Letitia menatapnya tanpa berkedip saat berbicara. Dia tidak ingin menghadapi akhir seperti itu lagi.
Maria, yang berdiri di samping mereka, memiliki wajah pucat. Ia berdiri diam seolah menahan napas, tidak dapat berbuat atau berkata apa pun di hadapan raja dan ratu, memperhatikan setiap gerakan yang mereka lakukan.
“Apakah kamu benar-benar percaya Duke akan mengurus semuanya untukmu?”
Senyum sinis tersungging di bibir Arden. Perilakunya itu sama saja dengan penghinaan terhadap ayahnya. Wajah Letitia pecah karena perlakuan yang memperlakukannya seolah-olah dia tidak tahu apa-apa.
“…Ya, aku percaya ayahku.”
Apakah aku benar-benar percaya pada ayahku? Meskipun menjawabnya, keraguan masih ada di hatinya.
“Mengejutkan. Kau yang tidak percaya padaku sama sekali, percaya pada ayahmu…”
“Yang Mulia mungkin tidak mencintaiku, tapi ayahku mencintaiku.”

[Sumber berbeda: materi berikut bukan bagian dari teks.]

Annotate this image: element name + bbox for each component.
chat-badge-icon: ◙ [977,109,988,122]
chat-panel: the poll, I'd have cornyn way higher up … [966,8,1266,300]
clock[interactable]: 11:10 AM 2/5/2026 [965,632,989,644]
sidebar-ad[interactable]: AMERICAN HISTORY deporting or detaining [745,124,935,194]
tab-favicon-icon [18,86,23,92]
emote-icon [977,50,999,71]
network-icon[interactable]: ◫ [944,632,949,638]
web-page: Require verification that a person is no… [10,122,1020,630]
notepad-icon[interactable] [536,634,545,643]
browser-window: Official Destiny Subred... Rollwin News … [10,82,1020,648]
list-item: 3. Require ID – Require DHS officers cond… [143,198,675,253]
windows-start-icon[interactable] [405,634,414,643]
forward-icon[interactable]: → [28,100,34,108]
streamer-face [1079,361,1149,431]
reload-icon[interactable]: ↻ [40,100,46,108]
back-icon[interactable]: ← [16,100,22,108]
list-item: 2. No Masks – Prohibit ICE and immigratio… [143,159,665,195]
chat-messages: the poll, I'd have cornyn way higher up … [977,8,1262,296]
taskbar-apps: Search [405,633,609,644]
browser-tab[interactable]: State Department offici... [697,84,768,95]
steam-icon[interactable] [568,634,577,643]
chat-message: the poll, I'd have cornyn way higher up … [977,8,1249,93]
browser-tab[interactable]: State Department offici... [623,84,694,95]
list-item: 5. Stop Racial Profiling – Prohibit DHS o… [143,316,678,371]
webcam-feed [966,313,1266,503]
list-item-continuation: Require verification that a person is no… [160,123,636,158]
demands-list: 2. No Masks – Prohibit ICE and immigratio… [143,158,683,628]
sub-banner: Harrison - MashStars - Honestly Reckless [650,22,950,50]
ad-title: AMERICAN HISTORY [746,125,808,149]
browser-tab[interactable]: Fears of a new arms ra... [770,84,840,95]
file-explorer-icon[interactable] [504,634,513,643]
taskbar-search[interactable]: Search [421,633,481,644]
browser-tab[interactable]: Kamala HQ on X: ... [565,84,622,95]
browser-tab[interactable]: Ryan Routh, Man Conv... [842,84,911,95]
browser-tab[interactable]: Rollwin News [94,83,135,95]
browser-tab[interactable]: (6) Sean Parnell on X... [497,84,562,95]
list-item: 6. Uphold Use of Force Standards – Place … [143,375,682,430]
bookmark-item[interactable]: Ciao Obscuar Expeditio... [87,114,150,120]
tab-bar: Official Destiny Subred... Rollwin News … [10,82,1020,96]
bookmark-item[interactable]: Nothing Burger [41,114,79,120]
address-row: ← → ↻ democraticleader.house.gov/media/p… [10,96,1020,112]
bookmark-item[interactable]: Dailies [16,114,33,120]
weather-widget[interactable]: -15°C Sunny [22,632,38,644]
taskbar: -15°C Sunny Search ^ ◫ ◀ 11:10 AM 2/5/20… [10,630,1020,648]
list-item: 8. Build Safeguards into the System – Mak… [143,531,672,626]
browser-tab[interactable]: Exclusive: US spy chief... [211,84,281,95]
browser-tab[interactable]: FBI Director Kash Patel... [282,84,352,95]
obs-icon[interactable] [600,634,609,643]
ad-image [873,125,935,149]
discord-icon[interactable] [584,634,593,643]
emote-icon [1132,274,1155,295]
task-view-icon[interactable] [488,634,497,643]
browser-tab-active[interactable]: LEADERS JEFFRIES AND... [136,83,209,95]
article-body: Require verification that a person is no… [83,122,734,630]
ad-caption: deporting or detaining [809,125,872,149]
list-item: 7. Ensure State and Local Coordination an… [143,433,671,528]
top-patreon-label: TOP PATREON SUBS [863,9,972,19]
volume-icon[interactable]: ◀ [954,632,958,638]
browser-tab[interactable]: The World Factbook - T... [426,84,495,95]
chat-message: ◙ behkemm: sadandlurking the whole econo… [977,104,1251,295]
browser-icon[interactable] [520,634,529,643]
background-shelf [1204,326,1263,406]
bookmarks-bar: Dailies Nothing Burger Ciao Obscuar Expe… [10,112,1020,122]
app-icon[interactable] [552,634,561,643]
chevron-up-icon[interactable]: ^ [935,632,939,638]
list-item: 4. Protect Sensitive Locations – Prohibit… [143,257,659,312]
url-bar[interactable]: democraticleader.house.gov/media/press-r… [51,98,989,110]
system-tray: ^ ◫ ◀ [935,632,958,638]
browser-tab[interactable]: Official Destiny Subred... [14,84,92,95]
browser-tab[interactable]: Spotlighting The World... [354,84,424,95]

“Kau sangat menjunjung tinggi cinta.”
“Ini penting. Tidak ada saat di mana ini tidak penting bagi saya.”
Letitia tidak menyerah. Karena dia telah mengucapkan kata-kata perceraian, dia harus menindaklanjutinya.
“Jika cinta penting dalam pernikahan, kamu seharusnya lebih berhati-hati.”
Arden terkekeh pelan sambil berbicara pelan.